Ari could almost sympathise. They’d both been tied in knots by the Isla’Rosa Princesses.

He asked, ‘Did you know Laia was Maddi’s half-sister?’

Dax nodded and sat down on a chair, long legs sprawled out. ‘But I couldn’t get in touch with you. She threw my phone into the sea...’

Ari thought back to Maddi, throwing her phone out the window, and barked out a sudden laugh.

Dax leant forward. ‘What’s so funny? This is a disaster.’

Ari sobered. Dax was right. It wasn’t funny at all. And suddenly there was a weight such as he’d never felt before, settling in his gut and spreading up into his chest, tightening like a vice.

‘Maddi!’

Laia flew across her office and all but jumped into Maddi’s arms.

Maddi hugged her tight. Anything to avoid the awful emotion that threatened to spill over at any moment.

Laia pulled back and ran her hands all over Maddi, as if checking for broken bones. ‘Are you okay? Did he let you leave today or did you have to escape? I can’t believe he kept you there and made you pretend to be me—’

Maddi couldn’t let her go on. ‘Laia, it wasn’t like that. He found out almost straight away that I wasn’t you. But no one else knew. I agreed to slot into your engagement schedule because I thought that was the best way of letting you stay hidden. But the truth is...’

She moved out of Laia’s embrace and went to the window to try and collect herself.

‘Mads?’

She turned around. ‘The truth is that I fell for him. We...we were together.’

Laia paled. ‘Oh... Oh, wow. I didn’t expect that...but I guess it was pretty apparent.’

Maddi frowned. ‘What do you mean?’

Laia took her hand and led her over to the desk, where a laptop was open. Laia had clearly been looking at pictures of Maddi and Ari on their public engagements. There was the walkabout, and Ari leading her away with an indulgent smile as Maddi waved at the crowd, a huge grin on her face. And someone had taken a snap of him carrying her away from the garden party for frontline workers into the palace.

She blushed.

Laia said, ‘I thought he was going to keep you on Santanger as some sort of a threat. That he wouldn’t release you unless I agreed to the marriage. But he let you go...’
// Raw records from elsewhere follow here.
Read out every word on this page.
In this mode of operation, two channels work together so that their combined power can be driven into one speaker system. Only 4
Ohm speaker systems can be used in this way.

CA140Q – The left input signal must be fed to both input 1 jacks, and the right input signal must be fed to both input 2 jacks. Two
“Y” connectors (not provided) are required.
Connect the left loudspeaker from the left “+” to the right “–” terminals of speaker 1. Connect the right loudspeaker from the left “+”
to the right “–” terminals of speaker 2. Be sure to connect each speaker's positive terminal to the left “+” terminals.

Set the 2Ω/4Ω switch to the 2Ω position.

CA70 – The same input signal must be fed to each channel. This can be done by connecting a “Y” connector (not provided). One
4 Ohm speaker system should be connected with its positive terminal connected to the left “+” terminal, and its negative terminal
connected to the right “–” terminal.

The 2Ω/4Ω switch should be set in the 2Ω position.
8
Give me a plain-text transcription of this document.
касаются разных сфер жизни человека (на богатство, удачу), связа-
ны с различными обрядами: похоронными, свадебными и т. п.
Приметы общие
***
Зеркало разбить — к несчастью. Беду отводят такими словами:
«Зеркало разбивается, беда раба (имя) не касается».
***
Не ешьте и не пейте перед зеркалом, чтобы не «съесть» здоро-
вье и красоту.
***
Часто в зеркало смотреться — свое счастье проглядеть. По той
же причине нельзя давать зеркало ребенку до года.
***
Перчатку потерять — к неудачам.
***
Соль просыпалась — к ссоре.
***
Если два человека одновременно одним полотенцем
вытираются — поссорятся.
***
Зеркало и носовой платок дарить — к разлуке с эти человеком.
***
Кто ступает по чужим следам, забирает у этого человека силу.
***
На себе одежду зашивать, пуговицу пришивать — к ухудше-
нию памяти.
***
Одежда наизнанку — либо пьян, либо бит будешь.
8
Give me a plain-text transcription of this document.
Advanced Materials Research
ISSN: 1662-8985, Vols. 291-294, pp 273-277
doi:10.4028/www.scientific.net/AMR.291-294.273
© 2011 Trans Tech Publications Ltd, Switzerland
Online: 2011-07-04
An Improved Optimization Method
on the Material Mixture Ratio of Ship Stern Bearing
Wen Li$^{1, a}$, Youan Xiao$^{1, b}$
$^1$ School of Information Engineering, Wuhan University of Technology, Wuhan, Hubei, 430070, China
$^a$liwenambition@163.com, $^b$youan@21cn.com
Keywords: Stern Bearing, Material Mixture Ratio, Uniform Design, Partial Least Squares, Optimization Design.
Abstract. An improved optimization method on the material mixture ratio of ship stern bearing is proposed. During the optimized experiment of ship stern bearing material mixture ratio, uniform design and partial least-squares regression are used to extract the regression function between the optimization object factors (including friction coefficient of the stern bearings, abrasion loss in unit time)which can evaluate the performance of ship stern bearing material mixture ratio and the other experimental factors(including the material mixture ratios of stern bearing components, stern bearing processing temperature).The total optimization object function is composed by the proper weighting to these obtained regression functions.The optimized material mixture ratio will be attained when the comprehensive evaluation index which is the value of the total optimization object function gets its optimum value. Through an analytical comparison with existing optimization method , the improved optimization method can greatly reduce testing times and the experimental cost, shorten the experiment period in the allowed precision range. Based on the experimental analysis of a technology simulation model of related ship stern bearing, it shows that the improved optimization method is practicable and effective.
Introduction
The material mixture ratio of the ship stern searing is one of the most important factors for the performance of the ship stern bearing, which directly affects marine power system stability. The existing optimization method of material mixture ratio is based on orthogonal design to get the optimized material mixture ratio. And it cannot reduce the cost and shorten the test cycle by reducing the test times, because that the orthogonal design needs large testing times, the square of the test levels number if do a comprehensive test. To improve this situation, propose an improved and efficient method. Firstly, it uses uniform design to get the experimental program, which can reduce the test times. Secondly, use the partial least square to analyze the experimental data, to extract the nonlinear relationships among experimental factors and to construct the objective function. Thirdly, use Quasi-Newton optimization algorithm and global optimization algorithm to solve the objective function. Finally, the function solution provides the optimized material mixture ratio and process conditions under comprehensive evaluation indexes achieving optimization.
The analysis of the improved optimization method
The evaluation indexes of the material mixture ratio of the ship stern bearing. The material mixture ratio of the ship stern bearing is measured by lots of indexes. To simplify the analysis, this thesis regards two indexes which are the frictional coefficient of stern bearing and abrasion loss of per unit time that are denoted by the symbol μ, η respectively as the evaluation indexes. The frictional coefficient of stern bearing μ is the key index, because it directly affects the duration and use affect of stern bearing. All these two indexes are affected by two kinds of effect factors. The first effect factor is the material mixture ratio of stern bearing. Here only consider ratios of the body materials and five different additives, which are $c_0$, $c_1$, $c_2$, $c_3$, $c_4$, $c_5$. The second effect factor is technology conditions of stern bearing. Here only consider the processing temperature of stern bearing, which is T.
A knife sank into Maddi’s heart. ‘Yes, he let me go.’ She had to give him his due. ‘Laia, he knows your marriage is off the table. He realised a while ago that he’d done you a disservice in just assuming you’d marry him. He told me that you’d tried to talk to him years ago and that he all but ignored you.’

‘Oh, well...that’s good. Did he say anything about the peace agreement?’

Maddi nodded. ‘That he’s sure you can discuss it at some point.’

Laia’s eyes widened. ‘Wow! Maybe I didn’t give him enough credit.’

‘He never really forced me to stay there, Laia. I... I wanted to be there, as strange as it sounds.’ She looked at Laia sheepishly. ‘I enjoyed it...pretending to be you...as scary as it was. But it was starting to take a toll...not being me.’